7. What is Your favourite holiday destination?

Kythera, as I could happily spend weeks or months there. I can only spend a week or so in most places in the world, but Kythera? I could stay all summer.

It has been my dream ever since I was a young boy to play with my Papou and Yiayia on the island, in their fields. That is when I decided that one day, I would spend two to three months a year in Greece.

I planned to start in spring so that I could plant my own veggie patch and I could have all my animals in my backyard so that I could live off the land as they’ve done for centuries. I had my 30th birthday in Kythera and managed to get 55 people to come for one week.

Kythera Family  Chambers

8. What’s your life motto?

You only live once, so make every moment count. Concerning business, my Papou Theo taught me the power of continuity. His advice was: “you’ll only be successful at something if you continue to pursue it for an extended period of time”.  Giving up was never an option. My Papou told me that the road ahead will always have its ups and downs, but…  sticking with it will be the key to success. 
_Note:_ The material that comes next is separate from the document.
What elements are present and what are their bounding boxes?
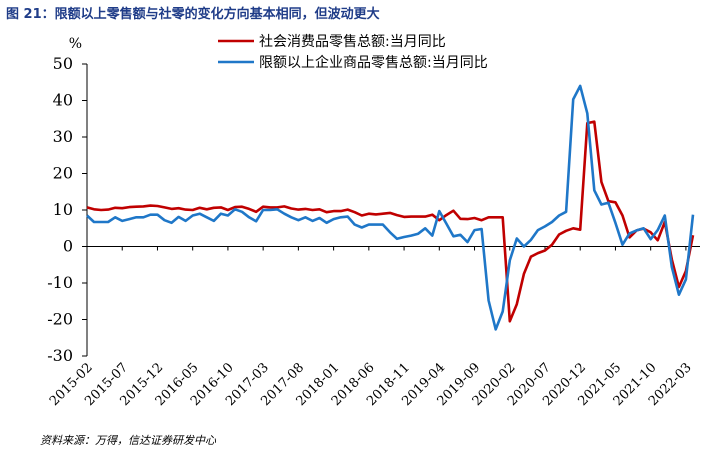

9. If you could sum up the best piece of advice a Greek has ever given you:

“Continuity - you’ll only be truly successful at something if you continue to pursue a specific business, industry or project for a long period of time.” 

10. Do you owe much of your current success with your company, Shore Financial, to this influence?

Yes, definitely. I learned my work ethic and business values from my father and my Papou. As they are the role models in my life, I continue to learn from them. The constant, regular, small comments and stories they would tell me over my lifetime have resulted in a substantial amount of learning.

Back when I was studying as an undergraduate in business at university, I’d laugh and tell people that I actually got my doctorate in business at the family dinner table.

So what’s next for Theo Chambers?

I still have an entire career ahead of me. I’m young and feel there’s still much more growth in Shore Financial. I genuinely enjoy work  ̶  it fulfils me, and I love the ongoing challenge.

As the team grows, work becomes more enjoyable as more people share the vision and become passionate about the brand while having more senior staff help with overall management.

I also have a passion for investing and developing property, which I hope to explore further.

Whichever ventures Theo Chambers decides to touch in 2023, Greek City Times predicts a Midas-esque new year, foreshadowing all things turning gold for the young mogul.